The magic really starts to get fun when the second story kicks off as it builds on the first story and ties into it quite well. Again, Pico adds in interesting twists, turns, and colorful characters to enjoy along the way, further making it a delightfully fun adventure. More than once I considered whether they should adapt this into a cartoon since it does feel so unique in its approach. Younger readers will enjoy the bright, vibrant art and colorful characters — without a doubt, Aster is a good role model for kiddos to latch onto. I also found the vocabulary great in this book and I could see younger readers looking up the wonderful words used furthering their own vocabulary.
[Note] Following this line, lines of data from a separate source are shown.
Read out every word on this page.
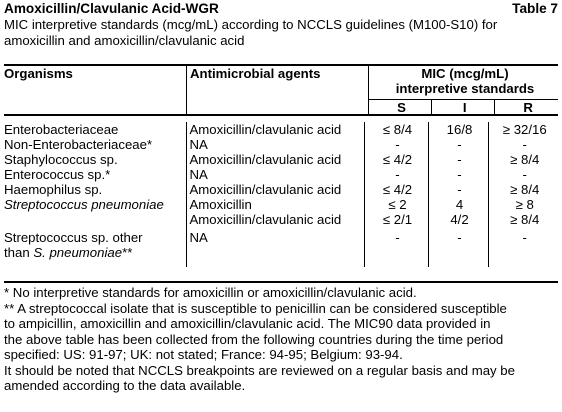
Amoxicillin/Clavulanic Acid-WGR	Table 7
MIC interpretive standards (mcg/mL) according to NCCLS guidelines (M100-S10) for
amoxicillin and amoxicillin/clavulanic acid
Organisms	Antimicrobial agents	MIC (mcg/mL)
interpretive standards		

		S	I	R
Enterobacteriaceae	Amoxicillin/clavulanic acid	≤ 8/4	16/8	≥ 32/16
Non-Enterobacteriaceae*	NA	-	-	-
Staphylococcus sp.	Amoxicillin/clavulanic acid	≤ 4/2	-	≥ 8/4
Enterococcus sp.*	NA	-	-	-
Haemophilus sp.	Amoxicillin/clavulanic acid	≤ 4/2	-	≥ 8/4
Streptococcus pneumoniae	Amoxicillin	≤ 2	4	≥ 8
	Amoxicillin/clavulanic acid	≤ 2/1	4/2	≥ 8/4

Streptococcus sp. other
than S. pneumoniae**	NA	-	-	-
* No interpretive standards for amoxicillin or amoxicillin/clavulanic acid.
** A streptococcal isolate that is susceptible to penicillin can be considered susceptible
to ampicillin, amoxicillin and amoxicillin/clavulanic acid. The MIC90 data provided in
the above table has been collected from the following countries during the time period
specified: US: 91-97; UK: not stated; France: 94-95; Belgium: 93-94.
It should be noted that NCCLS breakpoints are reviewed on a regular basis and may be
amended according to the data available.
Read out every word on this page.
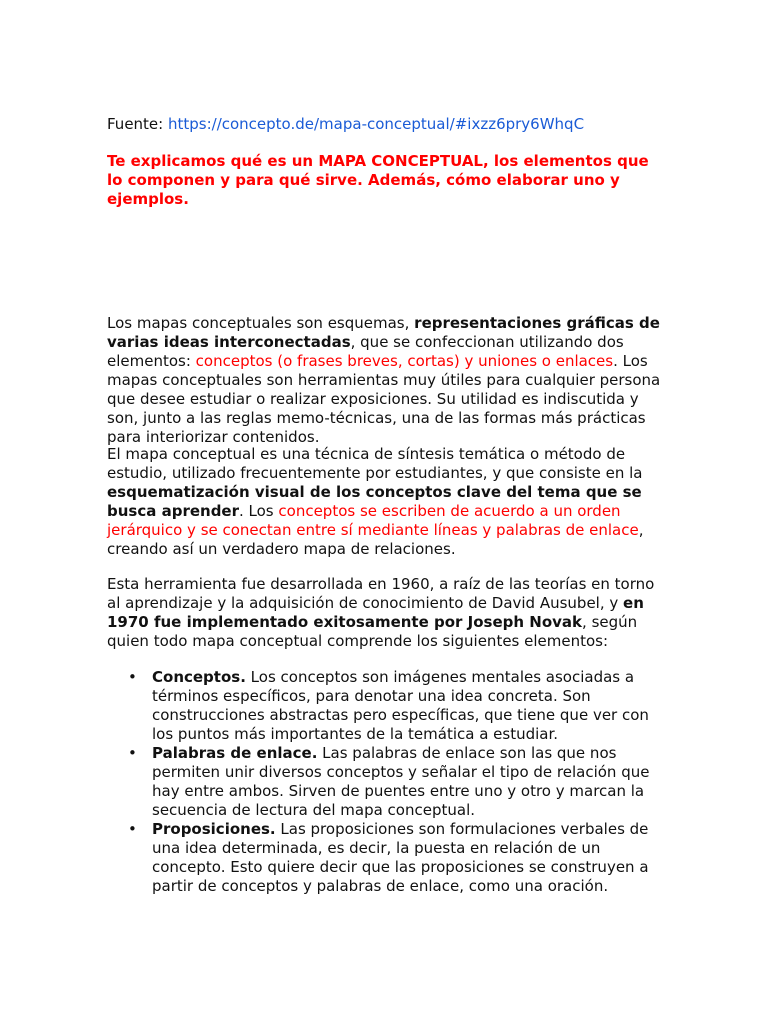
Fuente: https://concepto.de/mapa-conceptual/#ixzz6pry6WhqC

Te explicamos qué es un MAPA CONCEPTUAL, los elementos que lo componen y para qué sirve. Además, cómo elaborar uno y ejemplos.

Los mapas conceptuales son esquemas, representaciones gráficas de varias ideas interconectadas, que se confeccionan utilizando dos elementos: conceptos (o frases breves, cortas) y uniones o enlaces. Los mapas conceptuales son herramientas muy útiles para cualquier persona que desee estudiar o realizar exposiciones. Su utilidad es indiscutida y son, junto a las reglas memo-técnicas, una de las formas más prácticas para interiorizar contenidos.

El mapa conceptual es una técnica de síntesis temática o método de estudio, utilizado frecuentemente por estudiantes, y que consiste en la esquematización visual de los conceptos clave del tema que se busca aprender. Los conceptos se escriben de acuerdo a un orden jerárquico y se conectan entre sí mediante líneas y palabras de enlace, creando así un verdadero mapa de relaciones.

Esta herramienta fue desarrollada en 1960, a raíz de las teorías en torno al aprendizaje y la adquisición de conocimiento de David Ausubel, y en 1970 fue implementado exitosamente por Joseph Novak, según quien todo mapa conceptual comprende los siguientes elementos:

• Conceptos. Los conceptos son imágenes mentales asociadas a términos específicos, para denotar una idea concreta. Son construcciones abstractas pero específicas, que tiene que ver con los puntos más importantes de la temática a estudiar.
• Palabras de enlace. Las palabras de enlace son las que nos permiten unir diversos conceptos y señalar el tipo de relación que hay entre ambos. Sirven de puentes entre uno y otro y marcan la secuencia de lectura del mapa conceptual.
• Proposiciones. Las proposiciones son formulaciones verbales de una idea determinada, es decir, la puesta en relación de un concepto. Esto quiere decir que las proposiciones se construyen a partir de conceptos y palabras de enlace, como una oración.
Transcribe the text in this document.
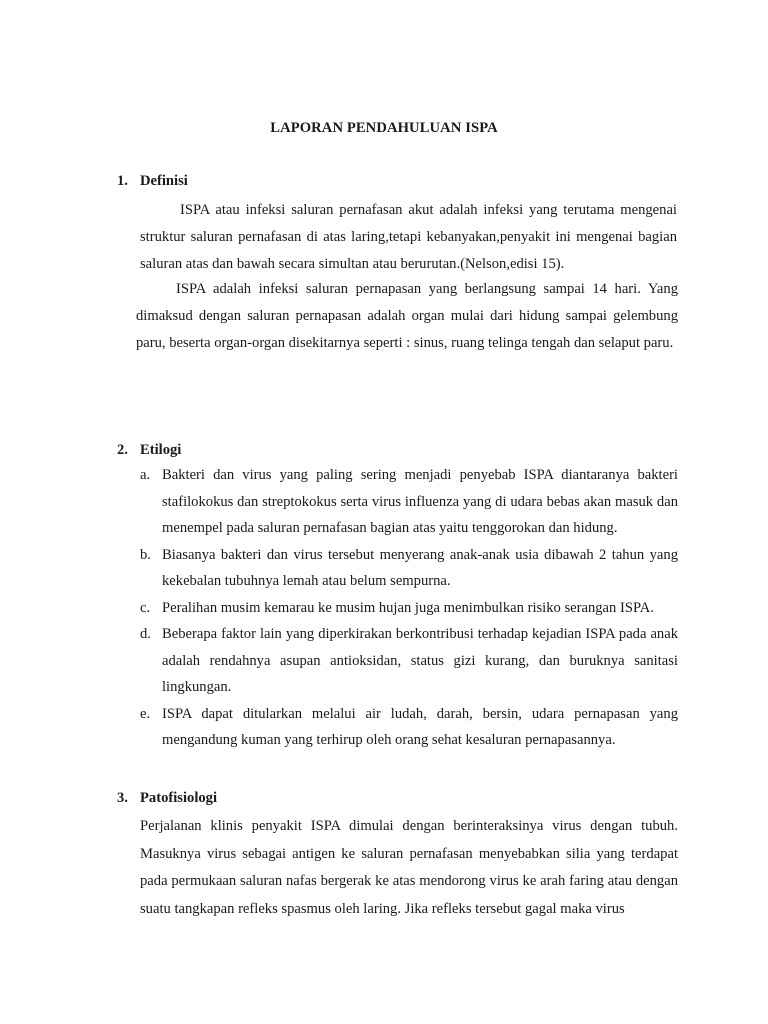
LAPORAN PENDAHULUAN ISPA

1. Definisi

ISPA atau infeksi saluran pernafasan akut adalah infeksi yang terutama mengenai struktur saluran pernafasan di atas laring,tetapi kebanyakan,penyakit ini mengenai bagian saluran atas dan bawah secara simultan atau berurutan.(Nelson,edisi 15).

ISPA adalah infeksi saluran pernapasan yang berlangsung sampai 14 hari. Yang dimaksud dengan saluran pernapasan adalah organ mulai dari hidung sampai gelembung paru, beserta organ-organ disekitarnya seperti : sinus, ruang telinga tengah dan selaput paru.

2. Etilogi

a. Bakteri dan virus yang paling sering menjadi penyebab ISPA diantaranya bakteri stafilokokus dan streptokokus serta virus influenza yang di udara bebas akan masuk dan menempel pada saluran pernafasan bagian atas yaitu tenggorokan dan hidung.
b. Biasanya bakteri dan virus tersebut menyerang anak-anak usia dibawah 2 tahun yang kekebalan tubuhnya lemah atau belum sempurna.
c. Peralihan musim kemarau ke musim hujan juga menimbulkan risiko serangan ISPA.
d. Beberapa faktor lain yang diperkirakan berkontribusi terhadap kejadian ISPA pada anak adalah rendahnya asupan antioksidan, status gizi kurang, dan buruknya sanitasi lingkungan.
e. ISPA dapat ditularkan melalui air ludah, darah, bersin, udara pernapasan yang mengandung kuman yang terhirup oleh orang sehat kesaluran pernapasannya.

3. Patofisiologi

Perjalanan klinis penyakit ISPA dimulai dengan berinteraksinya virus dengan tubuh. Masuknya virus sebagai antigen ke saluran pernafasan menyebabkan silia yang terdapat pada permukaan saluran nafas bergerak ke atas mendorong virus ke arah faring atau dengan suatu tangkapan refleks spasmus oleh laring. Jika refleks tersebut gagal maka virus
The art by Karensac is delightful, with various monsters and beautiful environments rendered. There’s a stark contrast and clean look that makes everything pop nicely, too. The layout design is clean and easy to follow, and I found the reading experience addictive as I wanted to see what Karensac would come up with next. There are no scary monsters in this either, with most looking like wild animals minding their business, or otherwise cute in some way.
If I had any reservations it’s that the story does take a bit to get going. It still looks wonderful, but it takes its time to establish a few things. Once this book ends you’ll be dying to read the follow up which they hint at on the final page. The story builds on itself, getting more imaginative, magical and filled with wonderment to the point where you’ll be bursting for more.